Dopo il piuttosto deludente (per critica e pubblico) “March or Die” (1992), ultimo album per la Epic Records, Lemmy e co. firmarono per la semisconosciuta etichetta tedesca ZYX Records, che al tempo pareva tuttavia offrire buone garanzie, ed entrarono in studio per registrare quello che a tutti gli effetti risulta uno dei migliori (per alcuni “il” migliore album) della loro sterminata e complessa discografia.
Riprendendo tutti i migliori elementi del proprio tradizionale sound e portandoli negli anni dell’esplosione grunge con una sicurezza ed una freschezza del tutto sbalorditivi, “Bastards” non fu un disco capace di affermare che i Motorhead “ci sono ancora”: fu un messaggio a caratteri cubitali per chiarire al mondo intero che i Motorhead “sono ancora i migliori”, con buona pace di critici ed astri nascenti del periodo.
Questo, almeno nelle intenzioni: di fatto, l’album si rivelo’ “bastardo” anche in quanto praticamente introvabile in molti paesi, grazie allo scellerato lavoro della ZYX che si occupò in barba alle promesse quasi esclusivamente del mercato tedesco, trascurando gli altri sia a livello di promozione che di distribuzione.
L’inclusione di “Born to Raise Hell” (nella sua divertente versione cantata assieme ad Ice-T e Whitfield Crane) come traccia di apertura della colonna sonora di “Airheads” (’94, spensierata e spassosa commedia-cult per i rockettari) contribuì fortunatamente a pubblicizzare un minimo l’uscita del nuovo album di Kilmister e soci, non potendone tuttavia risolvere il problema della reperibilità cui soltanto in anni recenti la SPV ha posto rimedio con una doverosa ed attesa ristampa.
“Bastards” è un album vario, scorrevole, ben registrato e suonato (!), in cui ogni canzone ha la propria vivace e distinta personalità a dispetto di una formula ormai ampiamente consolidata.
Il solo quintetto di apertura è assolutamente devastante.

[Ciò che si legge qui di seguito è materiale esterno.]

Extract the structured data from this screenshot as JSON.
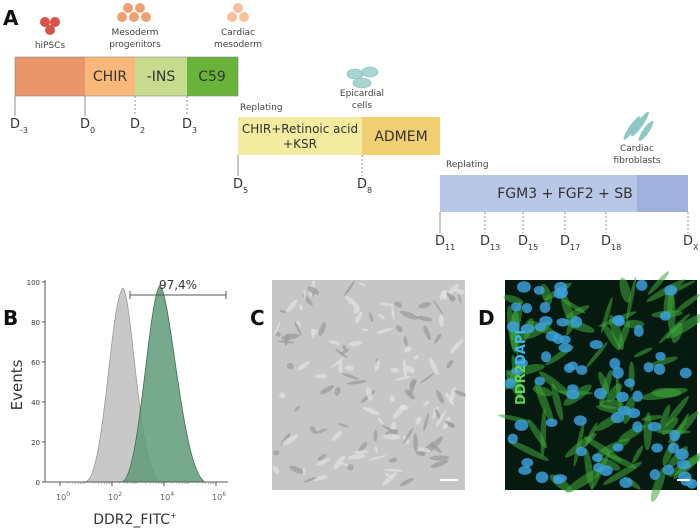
{
  "panel_a": {
    "label": "A",
    "cells": [
      {
        "lines": [
          "hiPSCs"
        ]
      },
      {
        "lines": [
          "Mesoderm",
          "progenitors"
        ]
      },
      {
        "lines": [
          "Cardiac",
          "mesoderm"
        ]
      },
      {
        "lines": [
          "Epicardial",
          "cells"
        ]
      },
      {
        "lines": [
          "Cardiac",
          "fibroblasts"
        ]
      }
    ],
    "stage1": [
      "CHIR",
      "-INS",
      "C59"
    ],
    "stage2": {
      "lines": [
        "CHIR+Retinoic acid",
        "+KSR"
      ],
      "medium": "ADMEM"
    },
    "stage3": "FGM3 + FGF2 + SB",
    "replating": [
      "Replating",
      "Replating"
    ],
    "days": [
      {
        "letter": "D",
        "sub": "-3"
      },
      {
        "letter": "D",
        "sub": "0"
      },
      {
        "letter": "D",
        "sub": "2"
      },
      {
        "letter": "D",
        "sub": "3"
      },
      {
        "letter": "D",
        "sub": "5"
      },
      {
        "letter": "D",
        "sub": "8"
      },
      {
        "letter": "D",
        "sub": "11"
      },
      {
        "letter": "D",
        "sub": "13"
      },
      {
        "letter": "D",
        "sub": "15"
      },
      {
        "letter": "D",
        "sub": "17"
      },
      {
        "letter": "D",
        "sub": "18"
      },
      {
        "letter": "D",
        "sub": "X"
      }
    ]
  },
  "panel_b": {
    "label": "B",
    "y_label": "Events",
    "yticks": [
      0,
      20,
      40,
      60,
      80,
      100
    ],
    "ylim": [
      0,
      100
    ],
    "xticks": [
      {
        "base": "10",
        "exp": "0"
      },
      {
        "base": "10",
        "exp": "2"
      },
      {
        "base": "10",
        "exp": "4"
      },
      {
        "base": "10",
        "exp": "6"
      }
    ],
    "x_label": {
      "text": "DDR2_FITC",
      "sup": "+"
    },
    "gate": "97,4%"
  },
  "panel_c": {
    "label": "C"
  },
  "panel_d": {
    "label": "D",
    "stain1": "DDR2",
    "stain2": "DAPI"
  }
}
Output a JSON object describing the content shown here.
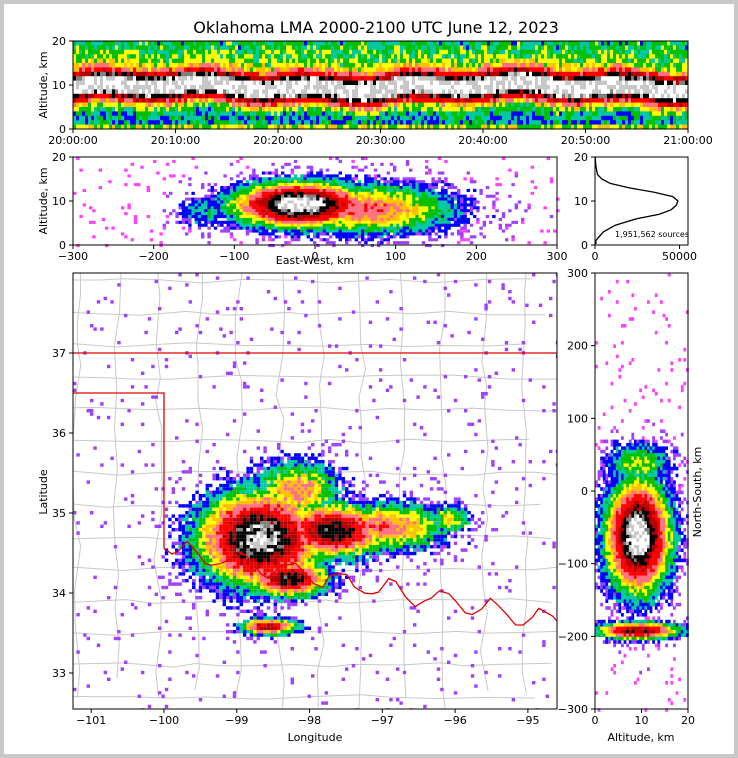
{
  "chart_data": [
    {
      "panel": "time-altitude",
      "type": "heatmap",
      "title": "Oklahoma LMA 2000-2100 UTC June 12, 2023",
      "ylabel": "Altitude, km",
      "xlabel": "",
      "ylim": [
        0,
        20
      ],
      "y_ticks": [
        "0",
        "10",
        "20"
      ],
      "x_ticks": [
        "20:00:00",
        "20:10:00",
        "20:20:00",
        "20:30:00",
        "20:40:00",
        "20:50:00",
        "21:00:00"
      ],
      "description_values": {
        "core_altitude_km": 10,
        "top_altitude_km": 20
      }
    },
    {
      "panel": "east-west-altitude",
      "type": "heatmap",
      "xlabel": "East-West, km",
      "ylabel": "Altitude, km",
      "xlim": [
        -300,
        300
      ],
      "ylim": [
        0,
        20
      ],
      "x_ticks": [
        "−300",
        "−200",
        "−100",
        "0",
        "100",
        "200",
        "300"
      ],
      "y_ticks": [
        "0",
        "10",
        "20"
      ]
    },
    {
      "panel": "altitude-histogram",
      "type": "line",
      "xlim": [
        0,
        55000
      ],
      "ylim": [
        0,
        20
      ],
      "x_ticks": [
        "0",
        "50000"
      ],
      "y_ticks": [
        "0",
        "10",
        "20"
      ],
      "annotation": "1,951,562 sources",
      "x": [
        800,
        300,
        1500,
        5000,
        12000,
        25000,
        38000,
        45000,
        48000,
        49000,
        46000,
        35000,
        20000,
        9000,
        4000,
        1500,
        500,
        100
      ],
      "y": [
        0.3,
        0.8,
        1.5,
        3,
        4.5,
        6,
        7,
        8,
        9,
        10,
        11,
        12,
        13,
        14,
        15,
        16,
        18,
        20
      ]
    },
    {
      "panel": "plan-view",
      "type": "heatmap",
      "xlabel": "Longitude",
      "ylabel": "Latitude",
      "xlim": [
        -101.25,
        -94.6
      ],
      "ylim": [
        32.55,
        38.0
      ],
      "x_ticks": [
        "−101",
        "−100",
        "−99",
        "−98",
        "−97",
        "−96",
        "−95"
      ],
      "y_ticks": [
        "33",
        "34",
        "35",
        "36",
        "37"
      ],
      "boundary_color": "#e00000",
      "county_color": "#c8c8c8"
    },
    {
      "panel": "north-south-altitude",
      "type": "heatmap",
      "xlabel": "Altitude, km",
      "ylabel": "North-South, km",
      "xlim": [
        0,
        20
      ],
      "ylim": [
        -300,
        300
      ],
      "x_ticks": [
        "0",
        "10",
        "20"
      ],
      "y_ticks": [
        "−300",
        "−200",
        "−100",
        "0",
        "100",
        "200",
        "300"
      ]
    }
  ],
  "colors": {
    "scale": [
      "#ffffff",
      "#c8c8c8",
      "#808080",
      "#000000",
      "#b40000",
      "#ff0000",
      "#ff7080",
      "#ffc000",
      "#ffff00",
      "#00c000",
      "#00c8a0",
      "#0000ff",
      "#a040ff",
      "#ff40ff"
    ],
    "axes": "#000000",
    "grid": "#d8d8d8"
  }
}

Come in un ottovolante, la già incalzante e frenetica “On Your Feet or on Your Knees” sta a “Burner” come la salita sta alla discesa a capofitto: “Death or Glory” è l’adrenalina per il salto che si trasforma in puro godimento, e con “I Am the Sword” ormai si continua la folle corsa con un ghigno compiaciuto stampato in volto.
“Born to Raise Hell”, grande favorita di fan e concerti, è infine un vero e proprio inno all’hard’n’roll, uno dei pezzi più divertenti e trascinanti della discografia degl inglesi.
“Bastards” tuttavia è ancora di più. La semiacustica “Don’t Let Daddy Kiss Me” tocca un tema delicato come l’incesto e le con una grazia ed una delicatezza meravigliose ed insospettabli. Il riff iniziale di “I’m the Man” ci ricorda inoltre che siamo nei primi ’90, e poi quasi simbolicamente esplode in un incedere cadenzato e pesantissimo, bissato dalla conclusiva “Devils” e controbilanciato dal r’n’r di “Bad Woman” e dalla melodica “Lost in the Ozone”.
Tutta la band è al suo meglio, dall’esplosivo Mikkey Dee alle entusiasmanti chitarre di Phil Campbell e Wurzel, col valore aggiunto di una produzione moderna, calda e precisa.
E poi c’è lui, Lemmy, che non ha certo bisogno di presentazioni. Un simbolo, un mito, una delle più clamorose icone del rock’n’roll: se anche voi fate parte del “suo” popolo, non potete proprio, a maggior ragione, fare a meno di questo strabiliante album.